On Monday a human rights group filed a case in a Nigerian court in efforts to compel the government to arrest al-Bashir and hand him over to the International Criminal Court (ICC). Bashir was in Nigeria attending an AU summit conference on health due to end on Tuesday.
The Nigerian Coalition for the International Criminal Court (NCICC) had filled a case in the High Court wanting the government to capture Mr Bashir.
Sudanese envoys accompanying Mr Bashir said he left because he had another engagement to attend to, denying reports that his early departure from Nigeria was to evade arrest.
"He's the bravest," Sudan's ambassador to the African Union Abdelrahman Sirelkhatim Mohamed, was quoted by the AFP news agency saying. "If he's afraid of arrest, he would not have come here."
The ICC had issued a statement on Tuesday, asking the Nigerian authorities to immediately arrest Bashir before he left the country and surrender him to the Hague-based court.
“The Chamber recalled that Nigeria is a State party to the Rome Statute since 2001, and has the obligation to execute the Court’s orders” read the statement.
Bashir had arrived in the capital, Abuja, on Sunday to a reception of a full guard of honour from the Nigerian government to attend the summit. He was among the eight African leaders who attended and was expected to make his presentation on Monday at the conference convened to look at ways to curb malaria, Aids and tuberculosis in Africa.
The Nigerian presidential spokesman Reuben Abati said that Mr Bashir was in the country at the AU’s invitation and not Nigeria’s. he said Nigeria had allowed him into the country in accordance with an AU decision not to cooperate with the ICC.

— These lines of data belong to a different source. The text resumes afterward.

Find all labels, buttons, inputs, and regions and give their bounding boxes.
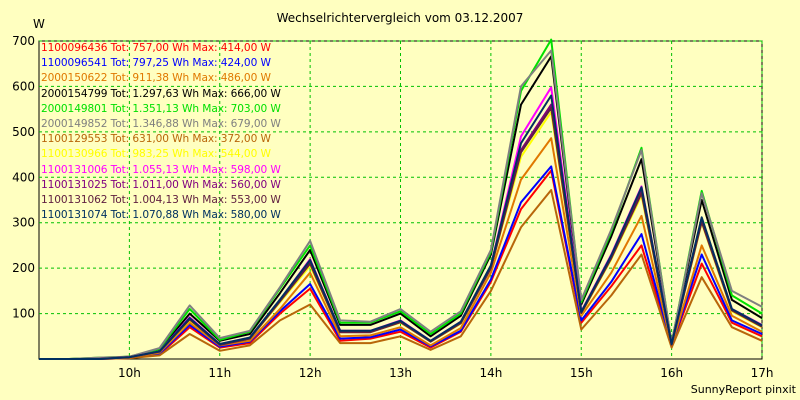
x-tick-label: 12h	[299, 366, 322, 380]
x-tick-label: 10h	[118, 366, 141, 380]
chart-legend: 1100096436 Tot: 757,00 Wh Max: 414,00 W 1…	[41, 41, 281, 223]
x-tick-label: 16h	[660, 366, 683, 380]
footer-credit: SunnyReport pinxit	[690, 383, 796, 396]
legend-entry-1100096541: 1100096541 Tot: 797,25 Wh Max: 424,00 W	[41, 57, 271, 70]
y-tick-label: 200	[12, 261, 35, 275]
x-tick-label: 15h	[570, 366, 593, 380]
legend-entry-2000149852: 2000149852 Tot: 1.346,88 Wh Max: 679,00 …	[41, 117, 281, 130]
legend-entry-2000149801: 2000149801 Tot: 1.351,13 Wh Max: 703,00 …	[41, 102, 281, 115]
x-tick-label: 14h	[479, 366, 502, 380]
legend-entry-1100131025: 1100131025 Tot: 1.011,00 Wh Max: 560,00 …	[41, 178, 281, 191]
series-line-1100129553	[39, 189, 763, 360]
legend-entry-1100129553: 1100129553 Tot: 631,00 Wh Max: 372,00 W	[41, 133, 271, 146]
legend-entry-2000154799: 2000154799 Tot: 1.297,63 Wh Max: 666,00 …	[41, 87, 281, 100]
legend-entry-1100131062: 1100131062 Tot: 1.004,13 Wh Max: 553,00 …	[41, 193, 281, 206]
legend-entry-1100131074: 1100131074 Tot: 1.070,88 Wh Max: 580,00 …	[41, 209, 281, 222]
x-tick-label: 13h	[389, 366, 412, 380]
y-axis-unit-label: W	[33, 17, 45, 31]
y-tick-label: 100	[12, 307, 35, 321]
series-line-2000149852	[39, 49, 763, 360]
legend-entry-1100131006: 1100131006 Tot: 1.055,13 Wh Max: 598,00 …	[41, 163, 281, 176]
x-tick-label: 11h	[208, 366, 231, 380]
legend-entry-1100096436: 1100096436 Tot: 757,00 Wh Max: 414,00 W	[41, 42, 271, 54]
y-tick-label: 500	[12, 125, 35, 139]
y-tick-label: 400	[12, 170, 35, 184]
y-tick-label: 300	[12, 216, 35, 230]
legend-entry-1100130966: 1100130966 Tot: 983,25 Wh Max: 544,00 W	[41, 148, 271, 161]
legend-entry-2000150622: 2000150622 Tot: 911,38 Wh Max: 486,00 W	[41, 72, 271, 85]
y-tick-label: 600	[12, 79, 35, 93]
series-line-1100131074	[39, 94, 763, 360]
chart-title: Wechselrichtervergleich vom 03.12.2007	[276, 11, 524, 25]
x-tick-label: 17h	[751, 366, 774, 380]
y-tick-label: 700	[12, 34, 35, 48]
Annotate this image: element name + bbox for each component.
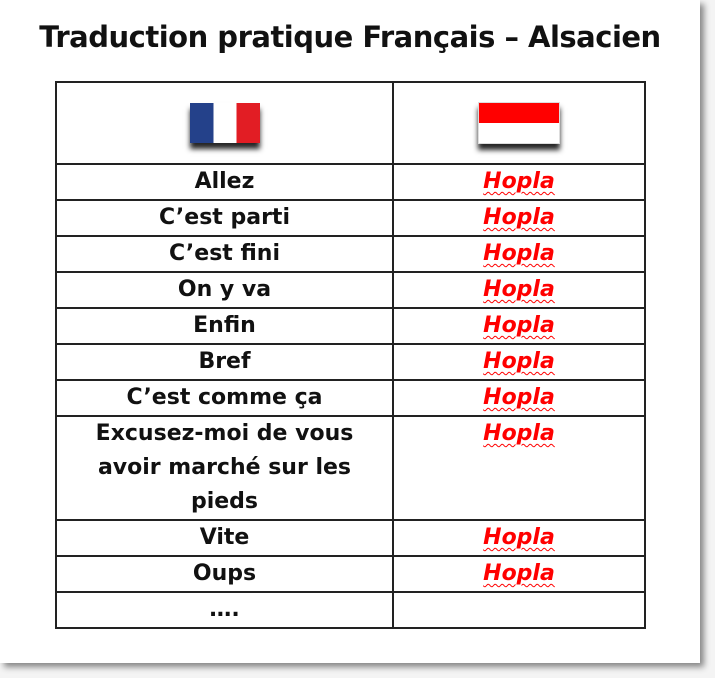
alsatian-text: Hopla (483, 561, 555, 586)
alsatian-text: Hopla (483, 169, 555, 194)
french-cell: C’est comme ça (55, 379, 394, 417)
french-cell: Excusez-moi de vous avoir marché sur les… (55, 415, 394, 521)
page-title: Traduction pratique Français – Alsacien (39, 20, 661, 54)
alsatian-text: Hopla (483, 277, 555, 302)
alsatian-text: Hopla (483, 421, 555, 446)
alsatian-cell: Hopla (392, 343, 646, 381)
table-row: C’est fini Hopla (55, 235, 646, 273)
french-cell: Enfin (55, 307, 394, 345)
alsatian-cell: Hopla (392, 163, 646, 201)
france-flag-icon (189, 103, 260, 143)
alsatian-text: Hopla (483, 349, 555, 374)
french-cell: On y va (55, 271, 394, 309)
french-cell: …. (55, 591, 394, 629)
alsatian-cell (392, 591, 646, 629)
table-row: …. (55, 591, 646, 629)
alsatian-cell: Hopla (392, 519, 646, 557)
table-row: On y va Hopla (55, 271, 646, 309)
alsatian-cell: Hopla (392, 235, 646, 273)
alsatian-text: Hopla (483, 205, 555, 230)
alsatian-cell: Hopla (392, 555, 646, 593)
alsace-flag-icon (478, 102, 560, 144)
alsatian-cell: Hopla (392, 271, 646, 309)
table-row: C’est parti Hopla (55, 199, 646, 237)
french-cell: C’est parti (55, 199, 394, 237)
french-cell: Vite (55, 519, 394, 557)
table-row: Bref Hopla (55, 343, 646, 381)
table-row: Vite Hopla (55, 519, 646, 557)
french-cell: Bref (55, 343, 394, 381)
translation-table: Allez Hopla C’est parti Hopla C’est fini Ho… (55, 81, 646, 629)
alsatian-cell: Hopla (392, 307, 646, 345)
alsatian-text: Hopla (483, 241, 555, 266)
alsatian-text: Hopla (483, 385, 555, 410)
french-cell: Allez (55, 163, 394, 201)
table-row: Allez Hopla (55, 163, 646, 201)
alsatian-text: Hopla (483, 313, 555, 338)
french-cell: C’est fini (55, 235, 394, 273)
header-cell-french (55, 81, 394, 165)
table-row: C’est comme ça Hopla (55, 379, 646, 417)
french-cell: Oups (55, 555, 394, 593)
table-row: Oups Hopla (55, 555, 646, 593)
alsatian-cell: Hopla (392, 379, 646, 417)
table-header-row (55, 81, 646, 165)
document-page: Traduction pratique Français – Alsacien … (0, 0, 700, 663)
header-cell-alsatian (392, 81, 646, 165)
alsatian-text: Hopla (483, 525, 555, 550)
alsatian-cell: Hopla (392, 199, 646, 237)
table-row: Enfin Hopla (55, 307, 646, 345)
table-row: Excusez-moi de vous avoir marché sur les… (55, 415, 646, 521)
alsatian-cell: Hopla (392, 415, 646, 521)
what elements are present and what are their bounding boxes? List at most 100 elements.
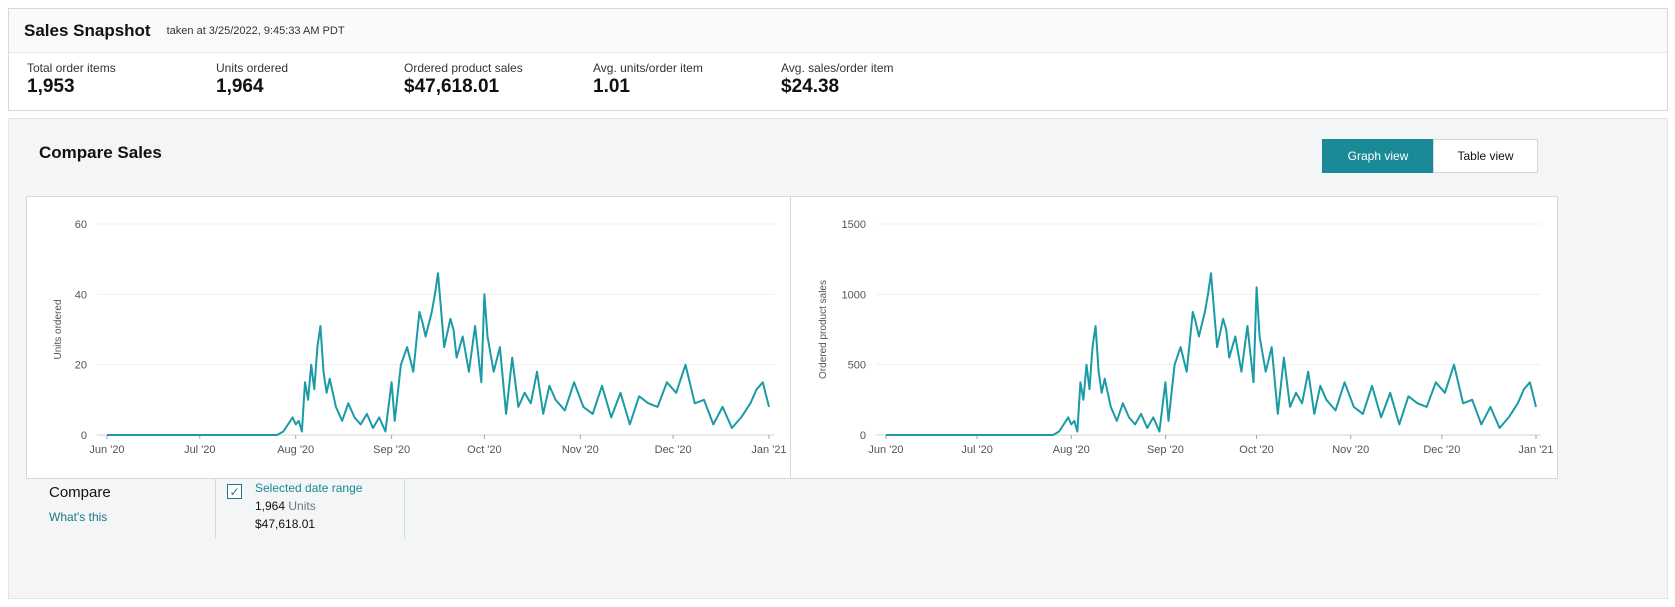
whats-this-link[interactable]: What's this	[49, 510, 108, 524]
data-point	[1535, 406, 1537, 408]
data-point	[1246, 325, 1248, 327]
metric-label: Units ordered	[216, 61, 289, 75]
data-point	[1489, 406, 1491, 408]
data-point	[1444, 392, 1446, 394]
data-point	[703, 399, 705, 401]
data-point	[298, 420, 300, 422]
data-point	[684, 364, 686, 366]
data-point	[304, 381, 306, 383]
metric-value: 1.01	[593, 76, 630, 97]
data-point	[1085, 364, 1087, 366]
data-point	[462, 336, 464, 338]
data-point	[1098, 371, 1100, 373]
data-point	[319, 325, 321, 327]
metric-total-order-items: Total order items 1,953	[27, 61, 116, 98]
metric-ordered-product-sales: Ordered product sales $47,618.01	[404, 61, 523, 98]
data-point	[486, 336, 488, 338]
data-point	[1128, 416, 1130, 418]
data-point	[666, 381, 668, 383]
data-point	[762, 381, 764, 383]
data-point	[310, 364, 312, 366]
data-point	[1523, 388, 1525, 390]
data-point	[1092, 346, 1094, 348]
data-point	[1110, 406, 1112, 408]
data-point	[1283, 357, 1285, 359]
data-point	[555, 399, 557, 401]
ordered-product-sales-chart-svg: 0 500 1000 1500 Ordered product sales Jun '20…	[818, 219, 1554, 456]
x-tick-label: Dec '20	[655, 444, 692, 456]
data-point	[1508, 416, 1510, 418]
data-point	[1529, 381, 1531, 383]
units-ordered-chart-svg: 0 20 40 60 Units ordered Jun '20 Jul '20 Aug '2…	[53, 219, 787, 456]
data-point	[1058, 430, 1060, 432]
data-point	[1265, 371, 1267, 373]
data-point	[301, 430, 303, 432]
metric-label: Avg. units/order item	[593, 61, 703, 75]
data-point	[1517, 402, 1519, 404]
x-tick-label: Nov '20	[1332, 444, 1369, 456]
data-point	[1158, 430, 1160, 432]
data-point	[530, 402, 532, 404]
metric-label: Ordered product sales	[404, 61, 523, 75]
data-point	[536, 371, 538, 373]
data-point	[456, 357, 458, 359]
data-point	[480, 381, 482, 383]
data-point	[443, 346, 445, 348]
data-point	[768, 406, 770, 408]
data-point	[313, 388, 315, 390]
data-point	[1499, 427, 1501, 429]
data-point	[582, 406, 584, 408]
data-point	[307, 399, 309, 401]
data-point	[1180, 346, 1182, 348]
data-point	[1222, 318, 1224, 320]
data-point	[1089, 388, 1091, 390]
data-point	[452, 329, 454, 331]
table-view-button[interactable]: Table view	[1433, 139, 1538, 173]
y-tick-label: 0	[860, 430, 866, 442]
data-point	[675, 392, 677, 394]
data-point	[1052, 434, 1054, 436]
data-point	[511, 357, 513, 359]
x-tick-label: Jun '20	[868, 444, 903, 456]
graph-view-button[interactable]: Graph view	[1322, 139, 1434, 173]
sales-snapshot-header: Sales Snapshot taken at 3/25/2022, 9:45:…	[9, 9, 1667, 53]
data-point	[601, 385, 603, 387]
data-point	[548, 385, 550, 387]
y-axis-label: Units ordered	[53, 299, 64, 359]
data-point	[629, 423, 631, 425]
data-point	[366, 413, 368, 415]
selected-range-sales: $47,618.01	[255, 517, 316, 531]
data-point	[316, 346, 318, 348]
data-point	[1207, 293, 1209, 295]
x-tick-label: Aug '20	[1053, 444, 1090, 456]
metric-value: 1,953	[27, 76, 75, 97]
data-point	[1313, 413, 1315, 415]
y-tick-label: 500	[848, 360, 866, 372]
y-tick-label: 1500	[842, 219, 866, 231]
data-point	[1271, 346, 1273, 348]
y-axis-label: Ordered product sales	[818, 280, 829, 379]
data-point	[1335, 409, 1337, 411]
data-point	[592, 413, 594, 415]
x-tick-label: Sep '20	[373, 444, 410, 456]
data-point	[326, 392, 328, 394]
data-point	[731, 427, 733, 429]
selected-date-range-checkbox[interactable]: ✓	[227, 484, 242, 499]
data-point	[1167, 420, 1169, 422]
data-point	[412, 371, 414, 373]
sales-snapshot-panel: Sales Snapshot taken at 3/25/2022, 9:45:…	[8, 8, 1668, 111]
x-tick-label: Jul '20	[961, 444, 992, 456]
data-point	[1380, 416, 1382, 418]
metric-value: 1,964	[216, 76, 264, 97]
data-point	[573, 381, 575, 383]
data-point	[1104, 378, 1106, 380]
selected-date-range-label[interactable]: Selected date range	[255, 481, 363, 495]
ordered-product-sales-chart: 0 500 1000 1500 Ordered product sales Jun '20…	[790, 196, 1558, 479]
data-point	[1471, 399, 1473, 401]
data-point	[1134, 423, 1136, 425]
compare-label: Compare	[49, 484, 111, 501]
data-point	[493, 371, 495, 373]
data-point	[505, 413, 507, 415]
data-point	[483, 293, 485, 295]
units-suffix: Units	[288, 499, 316, 513]
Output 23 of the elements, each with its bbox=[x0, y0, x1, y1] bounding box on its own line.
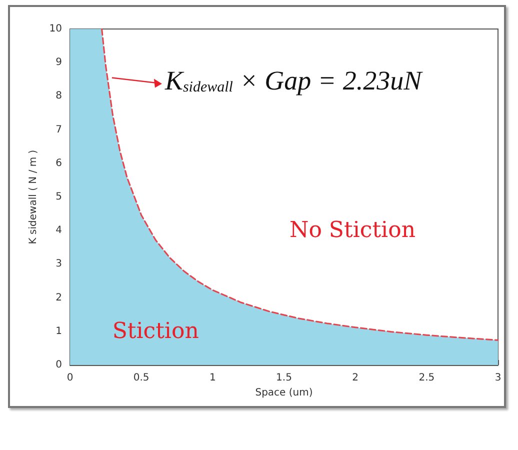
y-tick-label: 10 bbox=[49, 24, 62, 34]
annotation: Stiction bbox=[112, 318, 199, 344]
y-tick-label: 2 bbox=[56, 292, 62, 304]
y-tick-label: 9 bbox=[56, 57, 62, 68]
x-tick-label: 0 bbox=[66, 372, 74, 384]
y-tick-label: 6 bbox=[56, 158, 62, 169]
x-tick-label: 1.5 bbox=[276, 372, 292, 384]
annotation: No Stiction bbox=[289, 218, 416, 244]
x-tick-label: 2.5 bbox=[418, 372, 435, 384]
y-tick-label: 3 bbox=[56, 258, 62, 270]
x-tick-label: 2 bbox=[352, 372, 359, 384]
y-tick-label: 7 bbox=[56, 124, 62, 136]
x-tick-label: 0.5 bbox=[133, 372, 150, 384]
y-tick-label: 1 bbox=[56, 326, 62, 337]
y-tick-label: 5 bbox=[56, 192, 62, 202]
y-axis-title: K sidewall ( N / m ) bbox=[28, 150, 39, 244]
x-tick-label: 3 bbox=[494, 372, 502, 384]
y-tick-label: 0 bbox=[56, 360, 62, 370]
x-tick-label: 1 bbox=[209, 372, 216, 384]
annotation: Ksidewall × Gap = 2.23uN bbox=[164, 66, 424, 96]
y-tick-label: 4 bbox=[56, 225, 62, 236]
y-tick-label: 8 bbox=[56, 90, 62, 102]
x-axis-title: Space (um) bbox=[255, 387, 313, 398]
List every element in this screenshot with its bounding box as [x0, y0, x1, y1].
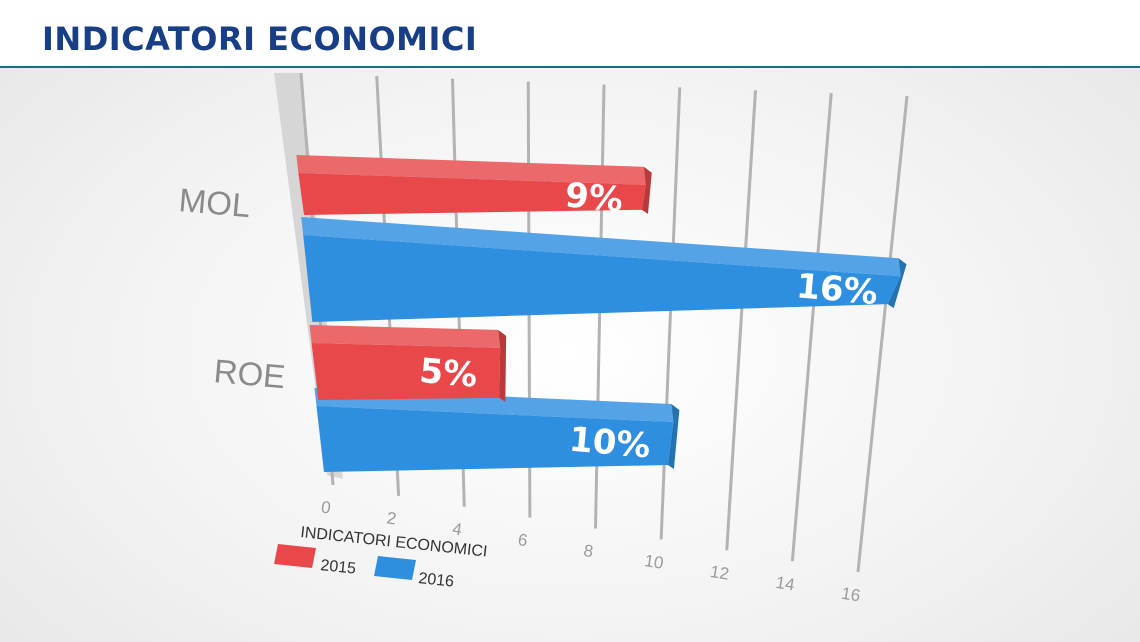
bar-top-face — [301, 217, 901, 277]
x-tick-label: 8 — [582, 541, 594, 561]
page-title: INDICATORI ECONOMICI — [42, 20, 478, 58]
gridline — [659, 87, 682, 540]
x-tick-label: 6 — [517, 530, 529, 550]
x-tick-label: 0 — [320, 497, 332, 517]
x-tick-label: 4 — [451, 519, 463, 539]
x-tick-label: 2 — [385, 508, 397, 528]
bar-end-face — [498, 329, 507, 402]
value-label: 5% — [418, 351, 479, 396]
gridline — [790, 93, 833, 562]
bar-roe-2015 — [309, 325, 507, 402]
bar-top-face — [296, 155, 646, 185]
header: INDICATORI ECONOMICI — [0, 0, 1140, 68]
bar-mol-2016 — [301, 217, 907, 322]
legend-label-2015: 2015 — [320, 557, 357, 578]
value-label: 9% — [563, 175, 624, 220]
gridline — [856, 95, 909, 573]
bar-front-face — [311, 343, 501, 400]
bar-end-face — [641, 166, 652, 214]
legend-label-2016: 2016 — [418, 570, 455, 591]
x-tick-label: 16 — [840, 584, 862, 606]
category-label-mol: MOL — [177, 181, 251, 224]
value-label: 10% — [567, 420, 652, 467]
bar-top-face — [309, 325, 501, 348]
bar-front-face — [298, 173, 646, 215]
x-tick-label: 12 — [709, 562, 731, 584]
legend-swatch-2016 — [374, 556, 416, 580]
bar-front-face — [303, 235, 901, 322]
bar-end-face — [667, 404, 680, 470]
bar-end-face — [887, 258, 907, 309]
category-label-roe: ROE — [212, 352, 286, 395]
gridline — [725, 90, 757, 551]
bar-mol-2015 — [296, 155, 652, 215]
value-label: 16% — [795, 266, 880, 313]
legend-swatch-2015 — [274, 544, 316, 568]
bar-front-face — [316, 406, 674, 472]
x-tick-label: 14 — [774, 573, 796, 595]
x-tick-label: 10 — [643, 551, 665, 573]
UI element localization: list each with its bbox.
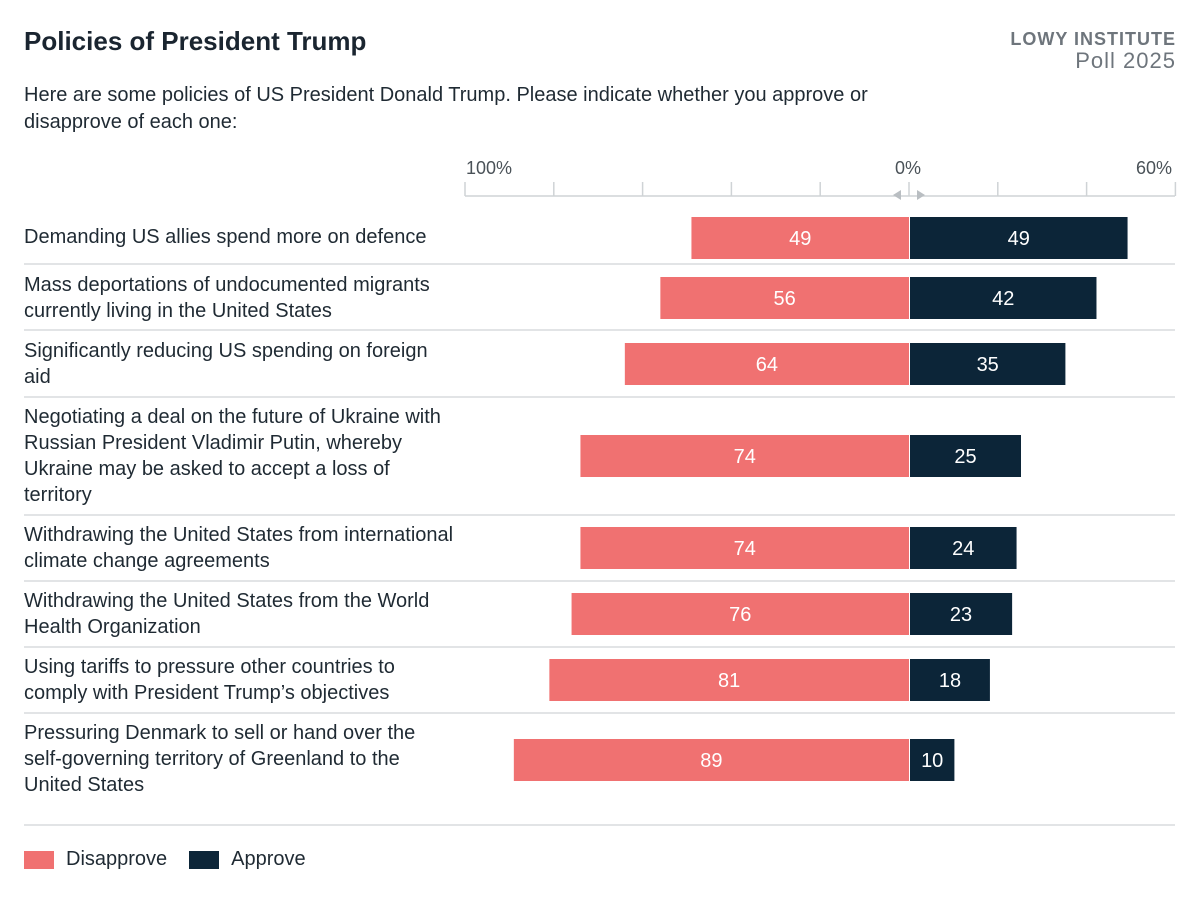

The NCICC chairman Chino Obiagwu said “Nigeria was in breach of its international obligations by failing to arrest him, and was fuelling a culture of impunity.”
The ICC issued an arrest warrant in 2009 for Mr Bashir alongside three others, for charges of genocide in Darfur region of Sudan. An estimated 300,000 have died and some 2.7 million others displaced since the conflict broke out in 2003.
Sudanese government is accused of backing the region’s Arab militias, against a black community in a conflict over rights of land and access to resources in the region that spanned for 10 years.